Я уже прошел почти полгалереи, как произошло что-то странное. Музейный охранник пробежал к выходу в сувенирный магазин. Он что-то держал в руках.

Девочка его тоже увидела. Ее коричнево-золотые глаза встретились с моими: испуганный, удивленный взгляд.

Внезапно из магазина вылетел еще один охранник. Он размахивал руками и кричал.

Завертелись головы. Позади меня кто-то произнес странным невыразительным голосом: ой. И тотчас же стены содрогнулись от ужасного оглушительного взрыва.

Старик – глаза пустые – споткнулся, завалился набок. Его протянутая рука с растопыренными узловатыми пальцами – последнее, что я помню. И почти в тот же миг – черная вспышка, вокруг взметнулись и скрутились обломки, рев горячего ветра врезался в меня и швырнул через всю комнату. И какое-то время я не знал больше ничего.

5.

Не знаю, сколько я пробыл в отключке. Когда очнулся, казалось – лежу, распластавшись на животе в песочнице, на какой-то темной детской площадке, в незнакомом месте, в безлюдном районе. Коренастые крепкие пацаны сгрудились вокруг меня и пинают под ребра, бьют по голове. Шея у меня была скрючена, грудь сдавило, но это было еще не самое плохое, у меня был песок во рту, я дышал песком.

Я слышал, как мальчишки бормочут:

Вставай, урод.

Гляньте на него, гляньте на него.

Ни хера не понимает.

Я перекатился на спину и вскинул руки к голове, но тут – аж тряхнуло нереальной легкостью – увидел, что рядом никого нет.

Я так ошалел, что какое-то время даже шевельнуться не мог. Где-то вдалеке, словно через вату, звенели сирены. Странно, конечно, но я был уверен, что лежу за глухим забором, во дворе заброшенной многоэтажки в нищем районе.

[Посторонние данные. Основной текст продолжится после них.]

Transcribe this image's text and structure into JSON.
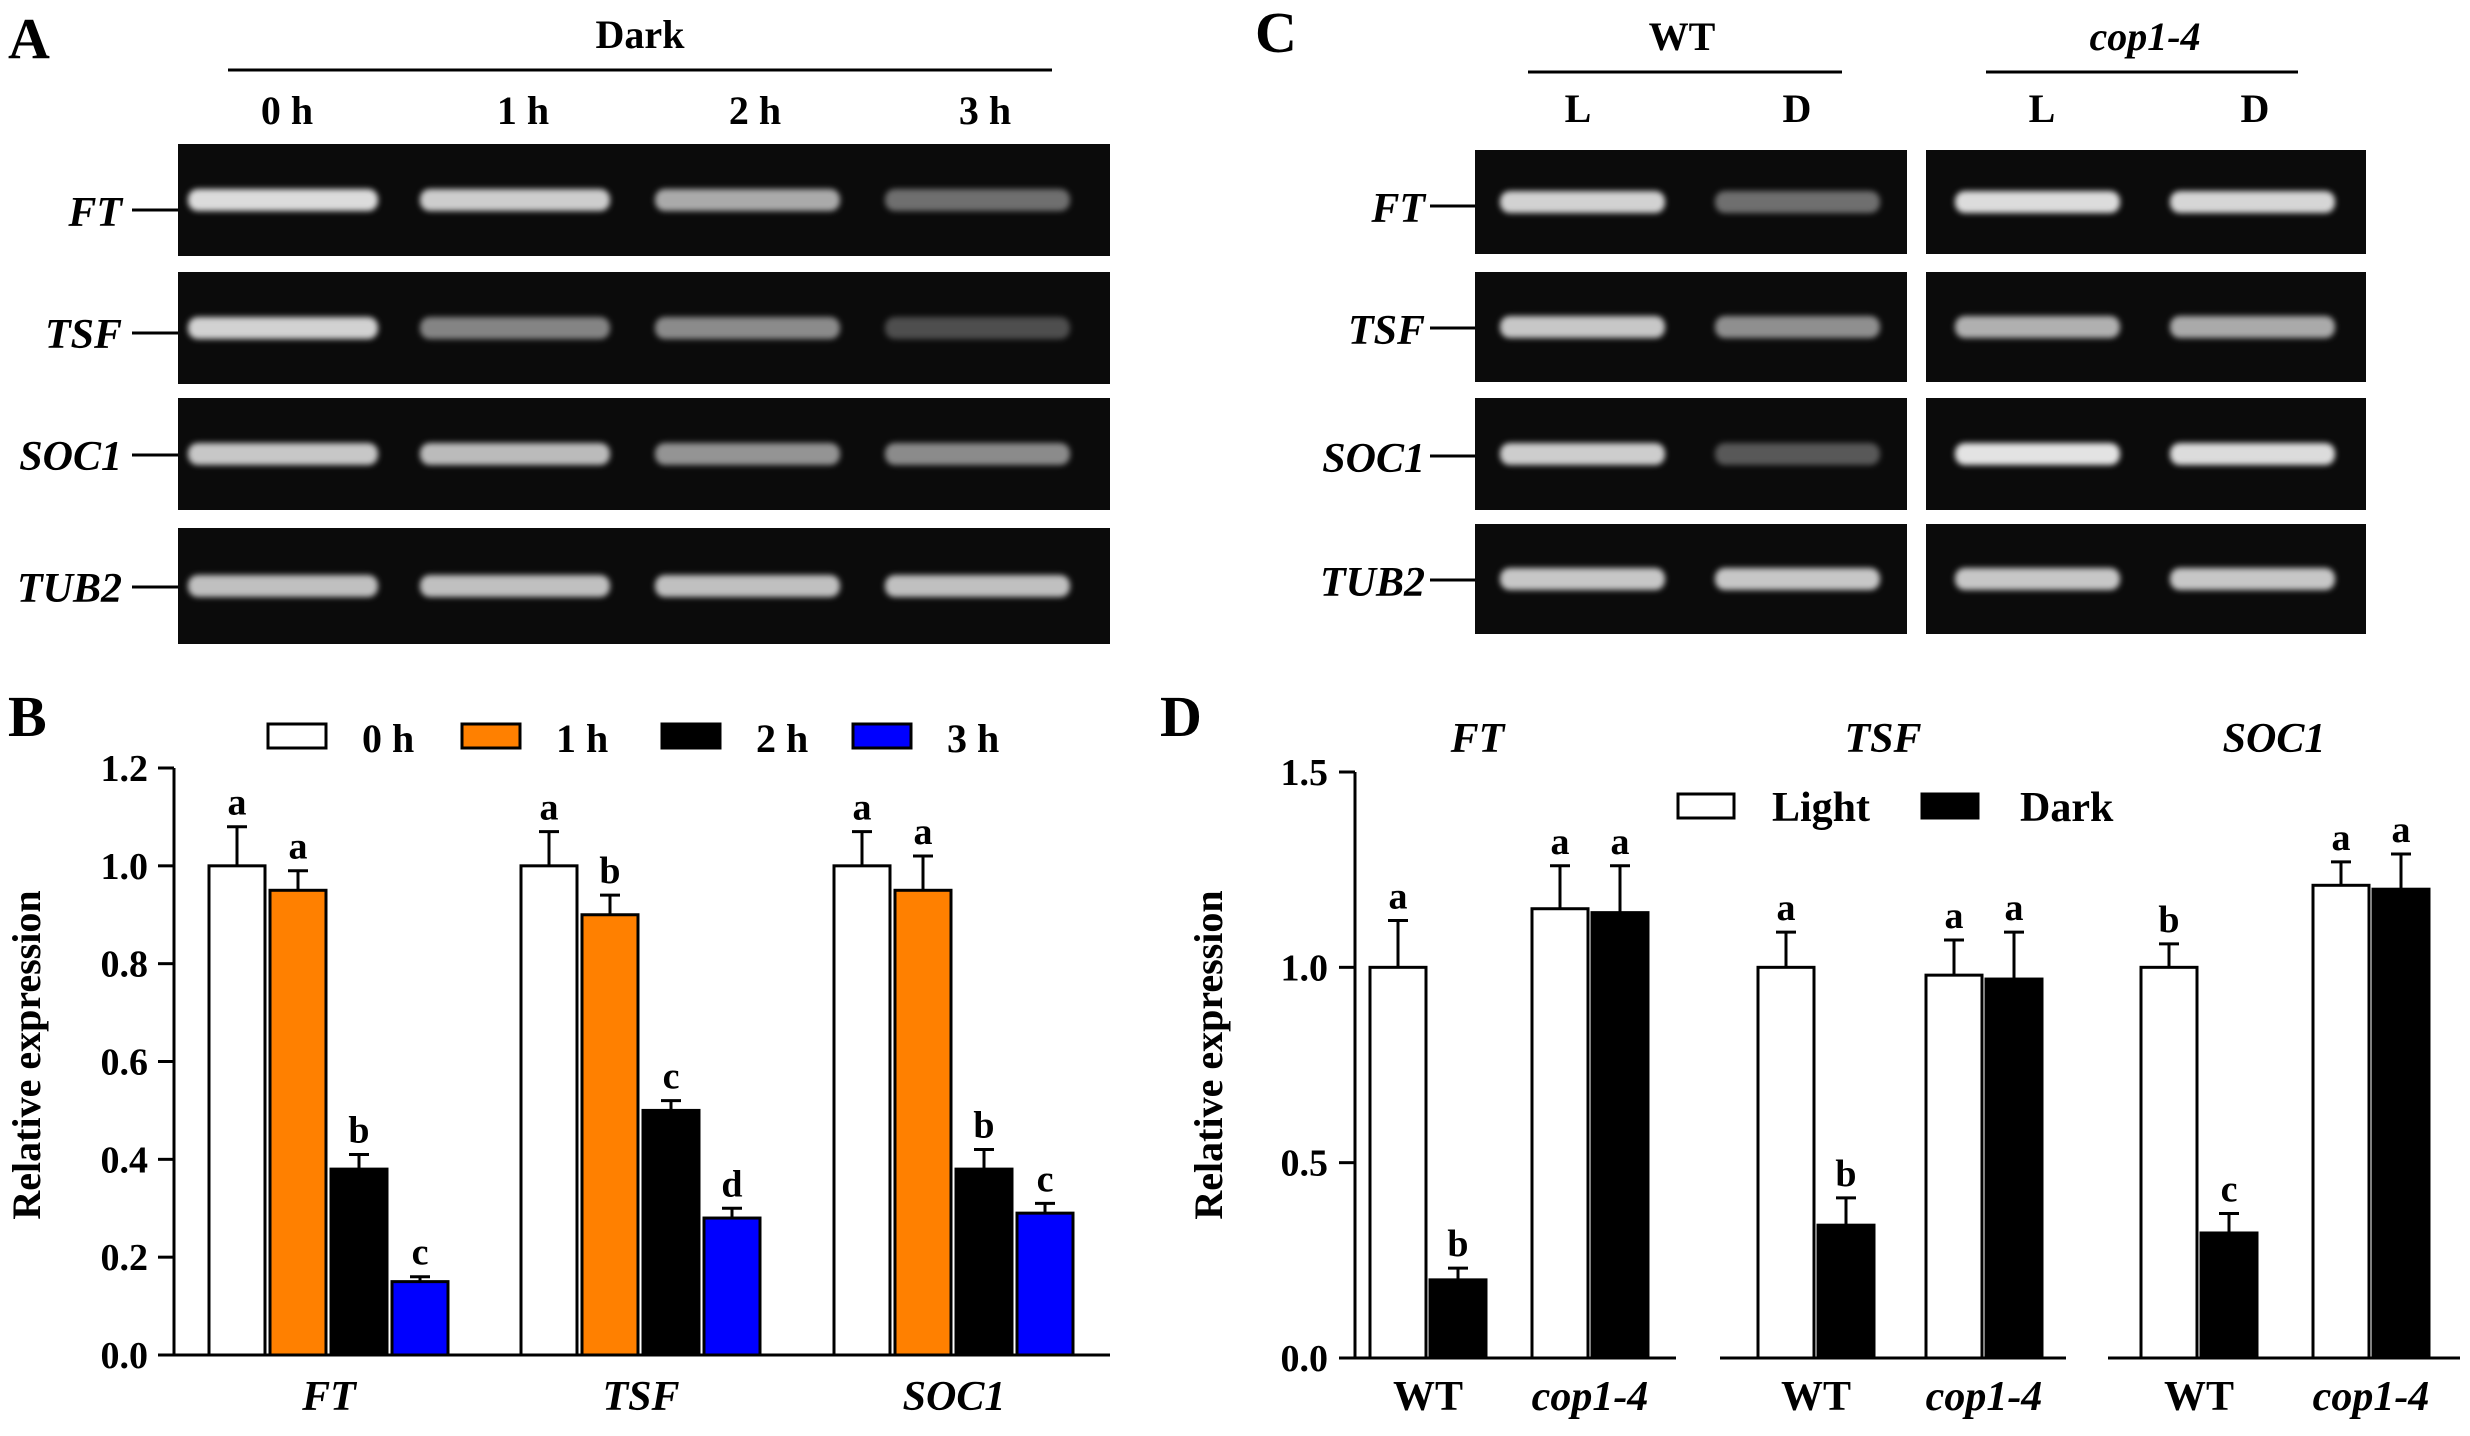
{
  "colors": {
    "t0": "#ffffff",
    "t1": "#ff8000",
    "t2": "#000000",
    "t3": "#0000ff",
    "light": "#ffffff",
    "dark": "#000000",
    "gel_bg": "#0b0b0b",
    "band": "#e8e8e8"
  },
  "panel_a": {
    "letter": "A",
    "treatment": "Dark",
    "lanes": [
      "0 h",
      "1 h",
      "2 h",
      "3 h"
    ],
    "genes": [
      {
        "name": "FT",
        "intensity": [
          0.95,
          0.88,
          0.72,
          0.45
        ]
      },
      {
        "name": "TSF",
        "intensity": [
          0.9,
          0.55,
          0.58,
          0.3
        ]
      },
      {
        "name": "SOC1",
        "intensity": [
          0.85,
          0.8,
          0.62,
          0.58
        ]
      },
      {
        "name": "TUB2",
        "intensity": [
          0.82,
          0.82,
          0.82,
          0.82
        ]
      }
    ]
  },
  "panel_c": {
    "letter": "C",
    "groups": [
      "WT",
      "cop1-4"
    ],
    "lanes": [
      "L",
      "D",
      "L",
      "D"
    ],
    "genes": [
      {
        "name": "FT",
        "intensity": [
          0.9,
          0.45,
          0.95,
          0.92
        ]
      },
      {
        "name": "TSF",
        "intensity": [
          0.85,
          0.6,
          0.75,
          0.72
        ]
      },
      {
        "name": "SOC1",
        "intensity": [
          0.88,
          0.35,
          0.98,
          0.95
        ]
      },
      {
        "name": "TUB2",
        "intensity": [
          0.85,
          0.85,
          0.85,
          0.85
        ]
      }
    ]
  },
  "chart_data": [
    {
      "panel": "B",
      "type": "bar",
      "ylabel": "Relative expression",
      "ylim": [
        0,
        1.2
      ],
      "yticks": [
        "0.0",
        "0.2",
        "0.4",
        "0.6",
        "0.8",
        "1.0",
        "1.2"
      ],
      "categories": [
        "FT",
        "TSF",
        "SOC1"
      ],
      "series": [
        {
          "name": "0 h",
          "values": [
            1.0,
            1.0,
            1.0
          ],
          "errors": [
            0.08,
            0.07,
            0.07
          ],
          "letters": [
            "a",
            "a",
            "a"
          ]
        },
        {
          "name": "1 h",
          "values": [
            0.95,
            0.9,
            0.95
          ],
          "errors": [
            0.04,
            0.04,
            0.07
          ],
          "letters": [
            "a",
            "b",
            "a"
          ]
        },
        {
          "name": "2 h",
          "values": [
            0.38,
            0.5,
            0.38
          ],
          "errors": [
            0.03,
            0.02,
            0.04
          ],
          "letters": [
            "b",
            "c",
            "b"
          ]
        },
        {
          "name": "3 h",
          "values": [
            0.15,
            0.28,
            0.29
          ],
          "errors": [
            0.01,
            0.02,
            0.02
          ],
          "letters": [
            "c",
            "d",
            "c"
          ]
        }
      ]
    },
    {
      "panel": "D",
      "type": "bar",
      "ylabel": "Relative expression",
      "ylim": [
        0,
        1.5
      ],
      "yticks": [
        "0.0",
        "0.5",
        "1.0",
        "1.5"
      ],
      "legend": [
        "Light",
        "Dark"
      ],
      "subplots": [
        {
          "gene": "FT",
          "genotypes": [
            "WT",
            "cop1-4"
          ],
          "light": [
            1.0,
            1.15
          ],
          "light_err": [
            0.12,
            0.11
          ],
          "light_letters": [
            "a",
            "a"
          ],
          "dark": [
            0.2,
            1.14
          ],
          "dark_err": [
            0.03,
            0.12
          ],
          "dark_letters": [
            "b",
            "a"
          ]
        },
        {
          "gene": "TSF",
          "genotypes": [
            "WT",
            "cop1-4"
          ],
          "light": [
            1.0,
            0.98
          ],
          "light_err": [
            0.09,
            0.09
          ],
          "light_letters": [
            "a",
            "a"
          ],
          "dark": [
            0.34,
            0.97
          ],
          "dark_err": [
            0.07,
            0.12
          ],
          "dark_letters": [
            "b",
            "a"
          ]
        },
        {
          "gene": "SOC1",
          "genotypes": [
            "WT",
            "cop1-4"
          ],
          "light": [
            1.0,
            1.21
          ],
          "light_err": [
            0.06,
            0.06
          ],
          "light_letters": [
            "b",
            "a"
          ],
          "dark": [
            0.32,
            1.2
          ],
          "dark_err": [
            0.05,
            0.09
          ],
          "dark_letters": [
            "c",
            "a"
          ]
        }
      ]
    }
  ]
}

Меня хорошенько отделали: все тело болело, ребра ныли, а по голове как будто врезали свинцовой трубой. Я подвигал челюстью туда-сюда, залез в карманы проверить, есть ли деньги на обратный билет, и тут до меня дошло, что я и понятия не имею, где нахожусь. Я лежал, закостенев, и постепенно понимал: здесь что-то не так. Что-то случилось со светом и с воздухом тоже: он был едкий и острый, горло обжигало химическим паром. Жвачка у меня во рту была вся в песке и, когда я с гудящей головой перекатился, чтобы ее выплюнуть, понял, смаргивая густой дым, что вижу перед собой нечто настолько мне непонятное, что только и мог, что таращиться.

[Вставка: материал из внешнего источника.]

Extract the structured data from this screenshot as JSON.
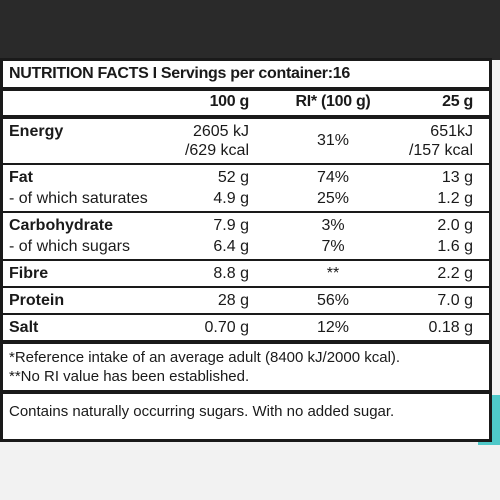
{
  "title": "NUTRITION FACTS I Servings per container:16",
  "columns": [
    "100 g",
    "RI* (100 g)",
    "25 g"
  ],
  "groups": [
    {
      "rows": [
        {
          "label": "Energy",
          "cells": [
            [
              "2605 kJ",
              "/629 kcal"
            ],
            "31%",
            [
              "651kJ",
              "/157 kcal"
            ]
          ]
        }
      ]
    },
    {
      "rows": [
        {
          "label": "Fat",
          "cells": [
            "52 g",
            "74%",
            "13 g"
          ]
        },
        {
          "label": "- of which saturates",
          "cells": [
            "4.9 g",
            "25%",
            "1.2 g"
          ]
        }
      ]
    },
    {
      "rows": [
        {
          "label": "Carbohydrate",
          "cells": [
            "7.9 g",
            "3%",
            "2.0 g"
          ]
        },
        {
          "label": "- of which sugars",
          "cells": [
            "6.4 g",
            "7%",
            "1.6 g"
          ]
        }
      ]
    },
    {
      "rows": [
        {
          "label": "Fibre",
          "cells": [
            "8.8 g",
            "**",
            "2.2 g"
          ]
        }
      ]
    },
    {
      "rows": [
        {
          "label": "Protein",
          "cells": [
            "28 g",
            "56%",
            "7.0 g"
          ]
        }
      ]
    },
    {
      "rows": [
        {
          "label": "Salt",
          "cells": [
            "0.70 g",
            "12%",
            "0.18 g"
          ]
        }
      ]
    }
  ],
  "footnotes": [
    "*Reference intake of an average adult (8400 kJ/2000 kcal).",
    "**No RI value has been established."
  ],
  "note": "Contains naturally occurring sugars. With no added sugar."
}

Я лежал в разбомбленной белой пещере. Под потолком покачивались провода и тряпки. Пол был вздыблен и вспучен кучами серого вещества, похожего на лунную пыль, припорошен битым стеклом, гравием и градом разного мусора, кирпичами, золой и обрывками бумаги, к которым, как первый иней, пристыл тонкий слой пепла. Наверху, над головой пыль прорезал свет пары ламп, словно два косых луча в тумане от фар покореженной машины: один задран вверх, второй свернут вбок, и от них расходятся кривые тени.